The indictment alleges a photo was taken and "transmitted in a way that it could be accessed by a computer." However, the acknowledgment by the prosecutor's office has raised questions as to whether the photo still exists, as well as if it could be retrieved from a camera or cellphone used to take it or computer used to store it.
While it is easy to erase an image or information from a cellphone, computer, memory chip or other device, it can also be easy to retrieve that information with the right knowledge and tools, a law enforcement instructor said.
Assistant Professor Anshuman Singh of the University of Central Missouri in Warrensburg launched a program in 2015, which is part of the law enforcement training the university offers. The training prepares students to become criminal investigators who can be expected to piece together forensic evidence from phones and computers.
"If you are looking to retrieve information, you look at digital artifacts that are left," he said. "On a cellphone, it's the flash memory. Even when it is powered off, you can still find some bits. Now, if someone is sophisticated enough to remove a handle, then you would have a more difficult time."
A handle, he explained, is another word for username, which can be used to identify people online.
"You can't get access without a handle," he said. "That's the same for computers whether they be desktop or laptop or Mac or Windows."
Singh said it might be easier to retrieve information from a computer versus a cellphone.
"With a computer, you have to have easy access to acquire an image of the hard drive," he said. "Once you get that image, a person can analyze what's left behind.
"For phones, especially the Apple iPhone 6 or later versions, those are more challenging. Apple let people create pass codes, which are longer than what you normally see," he said. "If that feature is enabled, it's more challenging for experts to retrieve data."
Singh said forensic investigators take an image of the entire memory of a device, then run a software analysis to get into the application data for all apps on a phone or device. This could be the device's photo app or third-party apps that allow for taking photos.
"Any of those apps have their own space for data and can be easily accessed," he said. "Apple phones are harder to get images off their system. But if law enforcement asks them to, it can be done. It's not as hard on an Android, not as hard with computers. The browser keeps all data for browsing history and the activity log.
Chairman of House panel: Lawmakers' sole duty is to determine facts behind Greitens indictmentRead more
"If you're on Facebook and you delete a post, it's still there on the Facebook server," he said. "You just don't have the handle to get to the post anymore."

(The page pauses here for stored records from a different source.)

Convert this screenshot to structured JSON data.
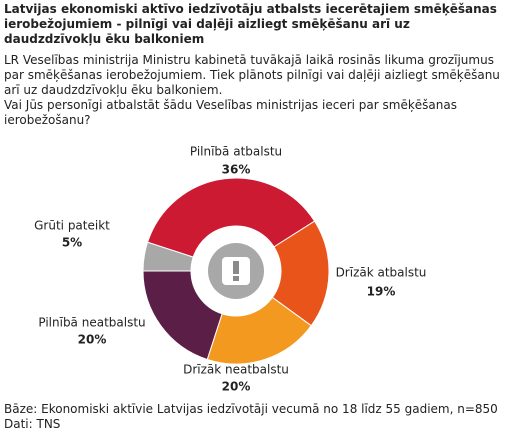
{
  "chart_data": {
    "type": "donut",
    "title": "Latvijas ekonomiski aktīvo iedzīvotāju atbalsts iecerētajiem smēķēšanas ierobežojumiem - pilnīgi vai daļēji aizliegt smēķēšanu arī uz daudzdzīvokļu ēku balkoniem",
    "intro": "LR Veselības ministrija Ministru kabinetā tuvākajā laikā rosinās likuma grozījumus par smēķēšanas ierobežojumiem. Tiek plānots pilnīgi vai daļēji aizliegt smēķēšanu arī uz daudzdzīvokļu ēku balkoniem.",
    "question": "Vai Jūs personīgi atbalstāt šādu Veselības ministrijas ieceri par smēķēšanas ierobežošanu?",
    "categories": [
      "Pilnībā atbalstu",
      "Drīzāk atbalstu",
      "Drīzāk neatbalstu",
      "Pilnībā neatbalstu",
      "Grūti pateikt"
    ],
    "values": [
      36,
      19,
      20,
      20,
      5
    ],
    "value_labels": [
      "36%",
      "19%",
      "20%",
      "20%",
      "5%"
    ],
    "colors": [
      "#cc1a33",
      "#e9541b",
      "#f3991f",
      "#5b1f47",
      "#a8a8a8"
    ],
    "base": "Bāze: Ekonomiski aktīvie Latvijas iedzīvotāji vecumā no 18 līdz 55 gadiem, n=850",
    "source": "Dati: TNS"
  }
}
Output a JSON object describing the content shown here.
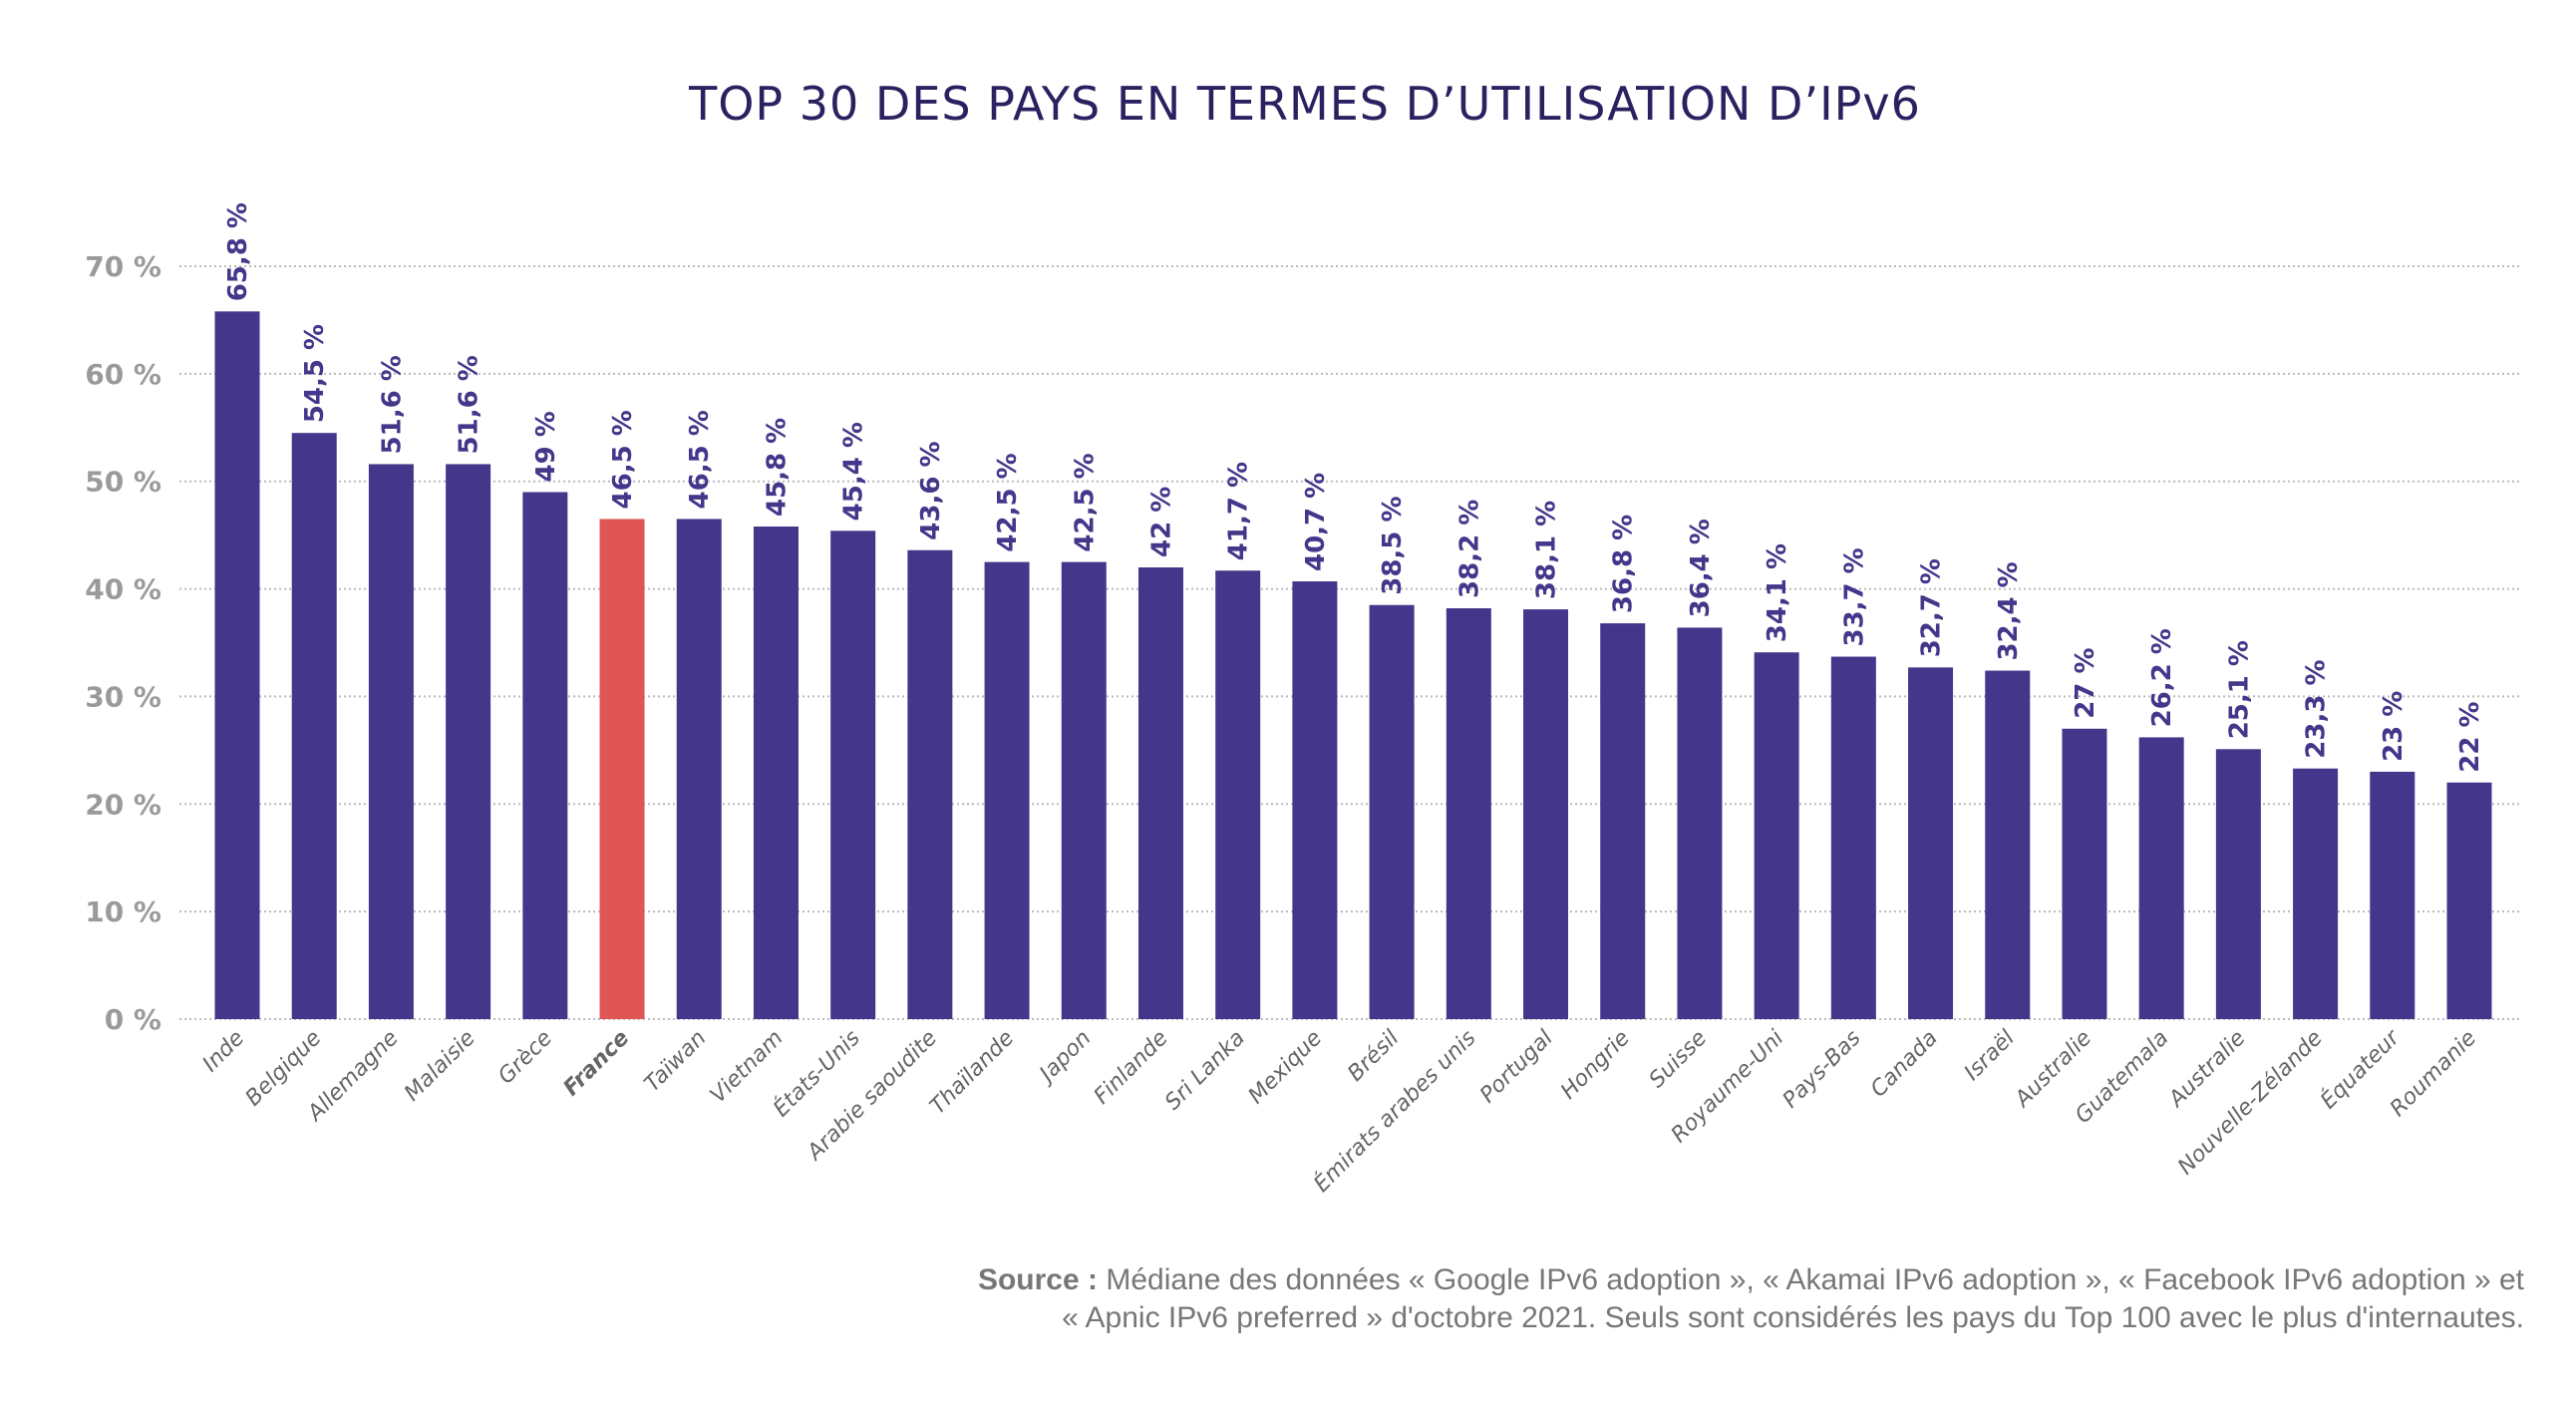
{
  "chart_data": {
    "type": "bar",
    "title": "TOP 30 DES PAYS EN TERMES D’UTILISATION D’IPv6",
    "xlabel": "",
    "ylabel": "",
    "ylim": [
      0,
      70
    ],
    "yticks": [
      "0 %",
      "10 %",
      "20 %",
      "30 %",
      "40 %",
      "50 %",
      "60 %",
      "70 %"
    ],
    "grid": true,
    "categories": [
      "Inde",
      "Belgique",
      "Allemagne",
      "Malaisie",
      "Grèce",
      "France",
      "Taïwan",
      "Vietnam",
      "États-Unis",
      "Arabie saoudite",
      "Thaïlande",
      "Japon",
      "Finlande",
      "Sri Lanka",
      "Mexique",
      "Brésil",
      "Émirats arabes unis",
      "Portugal",
      "Hongrie",
      "Suisse",
      "Royaume-Uni",
      "Pays-Bas",
      "Canada",
      "Israël",
      "Australie",
      "Guatemala",
      "Australie",
      "Nouvelle-Zélande",
      "Équateur",
      "Roumanie"
    ],
    "values": [
      65.8,
      54.5,
      51.6,
      51.6,
      49,
      46.5,
      46.5,
      45.8,
      45.4,
      43.6,
      42.5,
      42.5,
      42,
      41.7,
      40.7,
      38.5,
      38.2,
      38.1,
      36.8,
      36.4,
      34.1,
      33.7,
      32.7,
      32.4,
      27,
      26.2,
      25.1,
      23.3,
      23,
      22
    ],
    "value_labels": [
      "65,8 %",
      "54,5 %",
      "51,6 %",
      "51,6 %",
      "49 %",
      "46,5 %",
      "46,5 %",
      "45,8 %",
      "45,4 %",
      "43,6 %",
      "42,5 %",
      "42,5 %",
      "42 %",
      "41,7 %",
      "40,7 %",
      "38,5 %",
      "38,2 %",
      "38,1 %",
      "36,8 %",
      "36,4 %",
      "34,1 %",
      "33,7 %",
      "32,7 %",
      "32,4 %",
      "27 %",
      "26,2 %",
      "25,1 %",
      "23,3 %",
      "23 %",
      "22 %"
    ],
    "highlight": "France",
    "colors": {
      "bar": "#44368a",
      "highlight": "#e05555",
      "title": "#2d2060"
    }
  },
  "source": {
    "label": "Source :",
    "text_line1": "Médiane des données « Google IPv6 adoption », « Akamai IPv6 adoption », « Facebook IPv6 adoption » et",
    "text_line2": "« Apnic IPv6 preferred » d'octobre 2021. Seuls sont considérés les pays du Top 100 avec le plus d'internautes."
  }
}
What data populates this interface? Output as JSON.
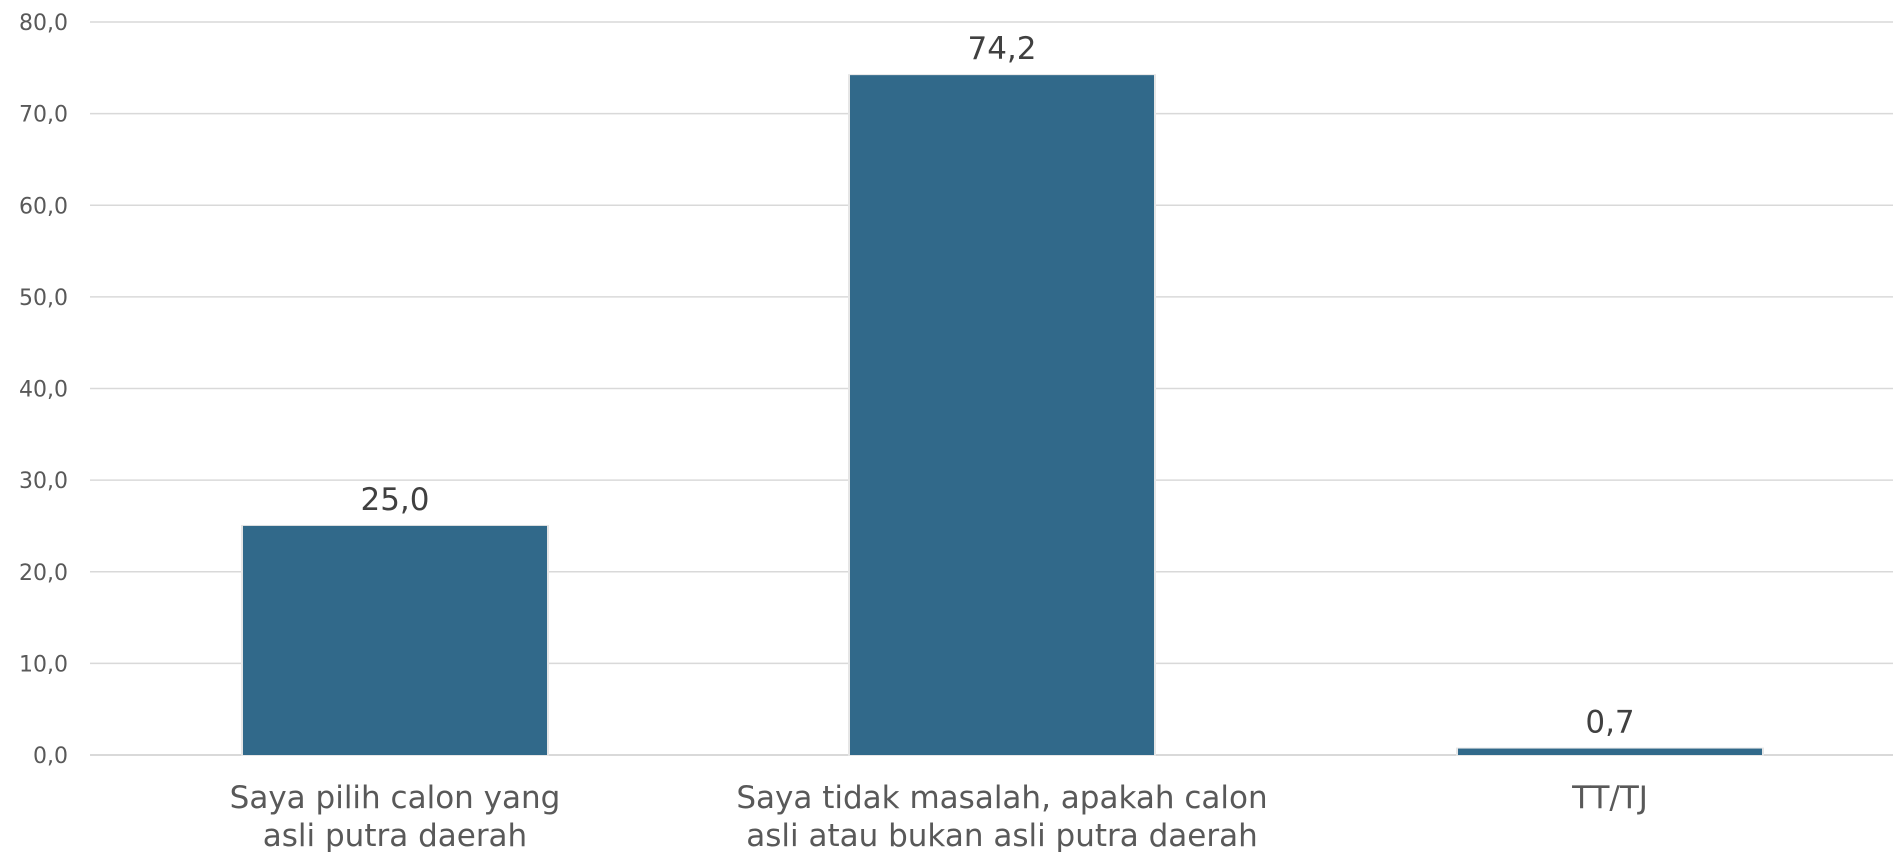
{
  "chart_data": {
    "type": "bar",
    "categories": [
      [
        "Saya pilih calon yang",
        "asli putra daerah"
      ],
      [
        "Saya tidak masalah, apakah calon",
        "asli atau bukan asli putra daerah"
      ],
      [
        "TT/TJ"
      ]
    ],
    "values": [
      25.0,
      74.2,
      0.7
    ],
    "data_labels": [
      "25,0",
      "74,2",
      "0,7"
    ],
    "y_ticks": [
      "0,0",
      "10,0",
      "20,0",
      "30,0",
      "40,0",
      "50,0",
      "60,0",
      "70,0",
      "80,0"
    ],
    "ylim": [
      0,
      80
    ],
    "grid": true,
    "legend": "none",
    "bar_color": "#31698A",
    "grid_color": "#D9D9D9"
  }
}
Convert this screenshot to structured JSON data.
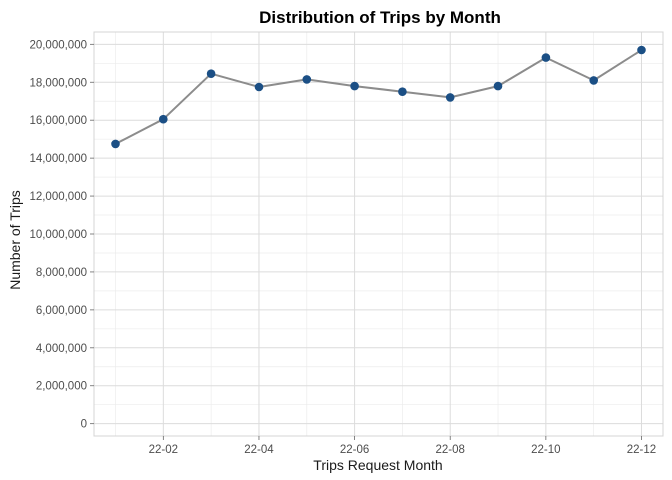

If someone tries to delete a browsing history, it can be retrieved, Singh said.
"Most of the systems do logging. Any action we take on a computer is logged," he said. "That information is still there. Only a very few, like a professional hacker, would be able to successfully get that off a computer, so most of the time there are still some artifacts on drives that could be picked up."
Singh said law enforcement agencies are training people to do information retrieval and many use Cellebrite, an Israeli company he said claims to get some of the toughest information out of phones. He said they work only with law enforcement agencies, including the FBI.
"What authorities are wanting to do is make sure they maintain the chain of custody of evidence and make sure it's admissible in court," he said. "If they are not careful, then it may not be accepted in court. "
Singh said the risk of personal data being shared isn't limited to when you dispose of your old phone or computer. Data is shared by cellphone companies throughout the current life of the phone as they sell data from their customers to potential advertisers.
"Although (companies) say they don't look at personal information, that seems to be the current business model," he said. "They sell data to advertising firms, and we should be careful about where data is stored, whether that's on physical drives or on the cloud.
"Most companies say the cloud you can access from anywhere," he said. "Customers agree to terms which no one reads. They waive rights, and that allows the companies to sell to potential advertisers."
The FBI and Missouri Highway Patrol declined to comment for this story.